В комнате царил застоявшийся запах болезни и старости, восточного табака, росного ладана для ингаляций, испарявшегося спирта, сладковатых микстур — запах одновременно едкий и приторный; воздух был нагрет раскаленными металлическими шарами, нарочно положенными в камин.
На широкой кровати со столбиками, украшенными бронзовыми кольцами, неподвижно лежал Жан де Ла Моннери. Глаза его были закрыты, под спину подложены подушки. Кожа на лице приобрела лиловатый оттенок, впалые щеки поросли седой щетиной, издали напоминавшей рассыпанную соль. По белой подушке извивалась длинная прядь волос, обычно покрывавшая лысое темя, из влажного воротника ночной сорочки выступала изборожденная глубокими морщинами худая шея. Простыни были скомканы.
Человек лет шестидесяти в щегольском смокинге, с надменным и самодовольным выражением лица и тронутыми сединой волосами, гладко выбритый и румяный, сжимал пальцами запястье больного, не отрывая глаз от бегущей секундной стрелки на своих золотых часах.
Когда Симон приблизился к кровати, Жан де Ла Моннери приподнял веки. Блуждающий взгляд его серых глаз (левый глаз косил) остановился на вошедшем.
— Друг мой… как мило с вашей стороны, что вы навестили меня, — глухо произнес поэт; хриплое дыхание с шумом вырывалось из его груди.
Как всегда учтивый, он захотел представить посетителей друг другу:
— Господин Симон Лашом, молодой, но необыкновенно талантливый ученый…
Человек в смокинге и тугом крахмальном воротничке слегка кивнул головой и произнес:
— Лартуа.
— Нынче утром — исповедник, — задыхаясь проговорил поэт, — вечером — вы, мой врач и верный друг, а вот теперь — мой ученик и, я бы сказал, мой снисходительный критик… А сверх того возле меня неутомимо бодрствует добрый ангел, — прибавил он, обращаясь к племяннице. — Чего еще может пожелать умирающий?
Он вздохнул. Жилы на его шее напряглись.
— Полно, полно, все обойдется. Теперь, когда жар спал… — проговорил Лартуа, и в его голосе зазвучали профессионально бодрые интонации, не вязавшиеся с выражением лица. — Вы еще нас удивите, дорогой Жан!
— Масло в лампаде иссякло, — прошептал поэт.
В комнате на мгновение наступило молчание, слышно было только, как отсчитывает секунды стрелка мраморных часов.
Сиделка-монахиня, подобрав кверху и заколов булавкой края своего огромного чепца, кипятила в ванной комнате шприцы.
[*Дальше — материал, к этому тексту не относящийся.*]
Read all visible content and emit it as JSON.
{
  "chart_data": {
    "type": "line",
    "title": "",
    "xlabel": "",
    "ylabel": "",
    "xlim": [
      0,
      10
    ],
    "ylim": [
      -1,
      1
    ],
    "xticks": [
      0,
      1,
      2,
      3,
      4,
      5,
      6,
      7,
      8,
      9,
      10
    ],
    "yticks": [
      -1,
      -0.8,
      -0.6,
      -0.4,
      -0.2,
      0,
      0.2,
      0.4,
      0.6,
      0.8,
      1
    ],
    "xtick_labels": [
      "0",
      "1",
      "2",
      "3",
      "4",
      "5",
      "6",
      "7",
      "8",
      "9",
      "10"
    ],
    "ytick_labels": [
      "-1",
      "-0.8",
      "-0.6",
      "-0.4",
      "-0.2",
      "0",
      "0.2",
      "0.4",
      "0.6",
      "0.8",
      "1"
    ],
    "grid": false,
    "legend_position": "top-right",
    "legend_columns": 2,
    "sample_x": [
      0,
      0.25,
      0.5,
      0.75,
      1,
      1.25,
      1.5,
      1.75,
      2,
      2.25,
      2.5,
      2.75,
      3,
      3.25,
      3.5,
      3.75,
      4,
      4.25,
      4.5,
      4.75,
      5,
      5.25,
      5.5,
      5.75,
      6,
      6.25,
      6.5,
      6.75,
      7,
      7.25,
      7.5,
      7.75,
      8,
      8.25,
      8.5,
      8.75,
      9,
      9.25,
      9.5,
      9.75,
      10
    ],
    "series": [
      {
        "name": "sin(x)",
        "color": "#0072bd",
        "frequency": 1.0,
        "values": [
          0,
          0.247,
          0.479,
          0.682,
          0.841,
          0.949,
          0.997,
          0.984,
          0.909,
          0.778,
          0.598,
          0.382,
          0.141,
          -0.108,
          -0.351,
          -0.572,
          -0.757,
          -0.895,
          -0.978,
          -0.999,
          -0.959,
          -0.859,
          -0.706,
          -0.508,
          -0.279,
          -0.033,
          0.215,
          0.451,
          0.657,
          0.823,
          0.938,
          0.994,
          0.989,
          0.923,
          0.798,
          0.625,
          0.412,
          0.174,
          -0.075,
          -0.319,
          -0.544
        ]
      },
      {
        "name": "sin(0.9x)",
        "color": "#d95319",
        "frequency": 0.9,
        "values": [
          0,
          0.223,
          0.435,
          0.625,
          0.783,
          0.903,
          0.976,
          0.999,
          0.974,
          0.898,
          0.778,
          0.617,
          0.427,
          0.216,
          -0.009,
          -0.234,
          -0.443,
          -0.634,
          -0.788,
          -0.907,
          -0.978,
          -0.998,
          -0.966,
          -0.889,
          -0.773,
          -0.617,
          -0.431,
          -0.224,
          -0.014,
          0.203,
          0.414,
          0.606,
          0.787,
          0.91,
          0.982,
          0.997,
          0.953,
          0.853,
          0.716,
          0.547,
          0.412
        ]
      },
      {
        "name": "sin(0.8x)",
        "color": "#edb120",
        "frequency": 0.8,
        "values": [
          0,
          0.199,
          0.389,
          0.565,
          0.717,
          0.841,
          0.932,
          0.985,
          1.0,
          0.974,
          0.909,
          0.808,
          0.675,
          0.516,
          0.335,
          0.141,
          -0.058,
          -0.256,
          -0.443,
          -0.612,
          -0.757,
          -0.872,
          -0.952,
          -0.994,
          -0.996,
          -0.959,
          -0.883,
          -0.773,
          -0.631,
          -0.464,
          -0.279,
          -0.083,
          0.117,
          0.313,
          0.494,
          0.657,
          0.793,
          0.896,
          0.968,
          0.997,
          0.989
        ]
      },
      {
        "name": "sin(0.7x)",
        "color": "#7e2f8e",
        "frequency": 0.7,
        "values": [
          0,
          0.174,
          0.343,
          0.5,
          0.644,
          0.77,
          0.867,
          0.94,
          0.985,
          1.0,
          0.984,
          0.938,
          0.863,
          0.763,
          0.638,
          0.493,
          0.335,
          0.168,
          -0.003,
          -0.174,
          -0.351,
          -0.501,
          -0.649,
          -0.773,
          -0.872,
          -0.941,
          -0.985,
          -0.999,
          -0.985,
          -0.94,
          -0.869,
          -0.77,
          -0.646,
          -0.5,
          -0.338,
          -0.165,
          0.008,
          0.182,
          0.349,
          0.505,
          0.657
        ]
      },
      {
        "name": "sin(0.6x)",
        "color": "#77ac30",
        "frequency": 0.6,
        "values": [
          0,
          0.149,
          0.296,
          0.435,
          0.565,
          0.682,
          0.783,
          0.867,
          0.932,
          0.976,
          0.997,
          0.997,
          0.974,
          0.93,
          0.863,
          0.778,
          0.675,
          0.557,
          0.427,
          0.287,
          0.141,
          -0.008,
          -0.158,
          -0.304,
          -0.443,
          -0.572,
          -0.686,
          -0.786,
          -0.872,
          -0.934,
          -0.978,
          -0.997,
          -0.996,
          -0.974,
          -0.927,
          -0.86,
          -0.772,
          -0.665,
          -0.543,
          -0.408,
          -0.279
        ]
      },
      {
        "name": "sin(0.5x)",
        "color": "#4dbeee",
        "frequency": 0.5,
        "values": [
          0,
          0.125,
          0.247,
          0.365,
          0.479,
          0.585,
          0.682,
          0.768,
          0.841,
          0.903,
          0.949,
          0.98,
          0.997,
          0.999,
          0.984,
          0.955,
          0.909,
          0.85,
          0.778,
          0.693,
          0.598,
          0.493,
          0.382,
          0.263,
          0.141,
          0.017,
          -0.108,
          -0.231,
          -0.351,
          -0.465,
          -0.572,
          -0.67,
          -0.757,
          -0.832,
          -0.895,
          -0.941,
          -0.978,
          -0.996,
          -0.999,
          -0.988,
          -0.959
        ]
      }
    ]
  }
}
Левый глаз умирающего вопросительно уставился на Симона.
Вместо ответа молодой человек извлек из кармана пачку типографских оттисков.
— Когда она выйдет в свет? — спросил Жан де Ла Моннери.
— Через месяц, — ответил Симон.
Смешанное выражение гордости и печали появилось в глазах поэта и на мгновение оживило синюшное лицо.
— Этот юноша, — обратился он к врачу, — посвятил моему творчеству свою докторскую диссертацию… всю целиком… Послушайте, Лартуа, я себя прекрасно чувствую, отправляйтесь на свой званый обед. Славная вещь эти обеды! А потом, когда я уже буду…
Затянувшаяся пауза стала невыносимой.
— …вы по праву займете освобожденное мною кресло, — закончил поэт.
Профессор Лартуа, член Медицинской академии, который в лице Жана де Ла Моннери терял одного из наиболее надежных своих сторонников при ближайших выборах во Французскую академию, огляделся вокруг и пожалел, что эти слова, прозвучавшие как торжественное напутствие, были произнесены почти без свидетелей. И он впервые обратил внимание на дурно одетого молодого человека с непропорционально большой головой, стоявшего рядом с ним и близоруко щурившего глаза, скрытые стеклами очков в металлической оправе; словно приглашая всех разделить свое восхищение умирающим, Лартуа бросил на невзрачного посетителя взгляд, означавший: «Какой удивительный ум, не правда ли? Какая возвышенная душа! И это в преддверии смерти!»
Он издал короткий смешок, как будто речь шла об обычной шутке.
— Оставляю вас в обществе вашей славы, — произнес он, дружески положив руку на плечо Симона. — Я заеду еще раз в одиннадцать часов.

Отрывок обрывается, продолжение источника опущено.